Татьяна двинулась к дому напротив, на полпути, меняя уставшие от сумки руки, обернулась на соседку. Бабка всё так же стояла за забором, часто осеняя их крестным знамением.

***

Непокрашенный покосившийся штакетник был таким редким, что за ним легко просматривалась вся придомовая территория. Сам домик был небольшим, одноэтажным, но добротно сложенным из белого кирпича. Два окна, покрытые облупившейся бежевой краской, выходили на улицу. Видимо, точно такой же краской когда-то была покрашена деревянная крыша.

Калитка запиралась изнутри на проржавевший шпингалет. Татьяна дотянулась до задвижки и вошла во двор.

Слева от дома стояло старое дерево грецкого ореха. Егорка подошёл к нему. С интересом рассмотрел крепкий ствол и задрал голову вверх.

— Мам! Тут ягодки какие-то! Маленькие и зелёненькие.

— Это не ягодки, это орешки. Они будут расти до самой осени, и только потом их можно будет есть.

— Жалко, что сейчас нельзя. Я проголодался, — отозвался мальчик.

— Ну началось! Пошли в дом, посмотрим, что там.

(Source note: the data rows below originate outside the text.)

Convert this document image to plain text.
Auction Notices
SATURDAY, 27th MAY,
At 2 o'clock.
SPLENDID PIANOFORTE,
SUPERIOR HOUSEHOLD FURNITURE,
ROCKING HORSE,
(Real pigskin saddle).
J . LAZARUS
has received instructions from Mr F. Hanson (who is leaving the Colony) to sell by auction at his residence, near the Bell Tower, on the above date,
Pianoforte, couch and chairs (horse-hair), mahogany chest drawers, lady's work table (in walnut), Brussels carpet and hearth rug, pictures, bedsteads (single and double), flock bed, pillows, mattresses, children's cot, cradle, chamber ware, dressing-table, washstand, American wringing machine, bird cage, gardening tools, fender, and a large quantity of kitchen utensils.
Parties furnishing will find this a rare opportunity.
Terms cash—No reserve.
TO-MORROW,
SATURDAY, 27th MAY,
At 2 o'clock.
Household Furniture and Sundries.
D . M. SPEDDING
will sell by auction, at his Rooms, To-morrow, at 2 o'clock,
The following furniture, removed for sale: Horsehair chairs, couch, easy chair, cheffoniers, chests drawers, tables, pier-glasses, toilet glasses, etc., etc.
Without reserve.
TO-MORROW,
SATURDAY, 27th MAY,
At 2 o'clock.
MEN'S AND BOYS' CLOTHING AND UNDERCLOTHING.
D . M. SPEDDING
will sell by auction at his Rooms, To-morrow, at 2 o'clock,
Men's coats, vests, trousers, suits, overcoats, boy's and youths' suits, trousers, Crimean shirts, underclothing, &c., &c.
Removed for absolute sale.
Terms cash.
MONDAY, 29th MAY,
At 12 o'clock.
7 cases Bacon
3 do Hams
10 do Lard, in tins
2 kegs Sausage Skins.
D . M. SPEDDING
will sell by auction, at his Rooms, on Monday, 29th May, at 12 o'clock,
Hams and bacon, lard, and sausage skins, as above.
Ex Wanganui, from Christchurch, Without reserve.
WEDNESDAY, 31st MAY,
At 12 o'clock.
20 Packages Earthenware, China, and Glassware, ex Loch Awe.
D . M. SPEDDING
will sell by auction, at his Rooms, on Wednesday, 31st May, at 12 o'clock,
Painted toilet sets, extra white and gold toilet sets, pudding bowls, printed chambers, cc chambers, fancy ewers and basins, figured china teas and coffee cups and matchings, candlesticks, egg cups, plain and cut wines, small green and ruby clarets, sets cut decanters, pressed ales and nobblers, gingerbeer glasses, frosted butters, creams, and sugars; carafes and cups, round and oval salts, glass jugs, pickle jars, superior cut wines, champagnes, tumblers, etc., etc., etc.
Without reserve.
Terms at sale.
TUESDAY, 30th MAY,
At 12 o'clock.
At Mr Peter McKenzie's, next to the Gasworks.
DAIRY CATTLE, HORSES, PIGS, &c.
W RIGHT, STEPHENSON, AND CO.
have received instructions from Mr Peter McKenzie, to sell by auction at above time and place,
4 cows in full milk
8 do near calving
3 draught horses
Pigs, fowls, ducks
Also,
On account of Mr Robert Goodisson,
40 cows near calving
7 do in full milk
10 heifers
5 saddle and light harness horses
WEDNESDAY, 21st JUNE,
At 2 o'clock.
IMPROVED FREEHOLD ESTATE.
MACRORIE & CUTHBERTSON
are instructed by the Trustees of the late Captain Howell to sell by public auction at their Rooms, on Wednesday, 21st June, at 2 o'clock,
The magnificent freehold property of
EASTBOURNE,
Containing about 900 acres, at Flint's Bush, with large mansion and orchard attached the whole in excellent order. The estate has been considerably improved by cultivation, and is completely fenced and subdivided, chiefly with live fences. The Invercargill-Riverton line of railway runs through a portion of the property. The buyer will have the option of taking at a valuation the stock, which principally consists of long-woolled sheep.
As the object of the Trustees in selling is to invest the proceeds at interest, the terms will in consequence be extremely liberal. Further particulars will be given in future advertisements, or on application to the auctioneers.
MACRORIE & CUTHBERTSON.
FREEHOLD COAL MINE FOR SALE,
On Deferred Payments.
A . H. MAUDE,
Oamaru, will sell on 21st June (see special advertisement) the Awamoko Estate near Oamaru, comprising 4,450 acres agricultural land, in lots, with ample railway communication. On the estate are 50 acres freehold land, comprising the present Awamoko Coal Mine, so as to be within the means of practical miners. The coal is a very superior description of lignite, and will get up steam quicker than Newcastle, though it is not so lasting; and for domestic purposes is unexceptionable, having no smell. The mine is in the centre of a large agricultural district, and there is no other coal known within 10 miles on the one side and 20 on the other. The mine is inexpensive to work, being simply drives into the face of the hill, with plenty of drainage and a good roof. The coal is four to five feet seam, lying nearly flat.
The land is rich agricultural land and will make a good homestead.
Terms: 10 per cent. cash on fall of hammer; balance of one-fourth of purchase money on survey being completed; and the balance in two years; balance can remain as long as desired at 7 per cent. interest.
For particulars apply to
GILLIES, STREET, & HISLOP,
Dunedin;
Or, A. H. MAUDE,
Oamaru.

Татьяна подошла к низенькому порожку, поднялась, опустила на крыльцо дорожную сумку и вставила единственный ключ в замочную скважину. Ключ легко повернулся в замке. Она толкнула обитую красным дерматином дверь и вошла в дом.

На неё пахнуло затхлостью нежилого помещения. Небольшой коридорчик разделял дом на две неравные части: в меньшей была кухня, а в большей — две смежные комнаты. На стенах висели чёрно-белые снимки незнакомых людей. Мебель, а точнее рухлядь, пряталась под пыльными простынями. Быстро скинув с мебели саван, Татьяна поморщилась и пошла на кухню.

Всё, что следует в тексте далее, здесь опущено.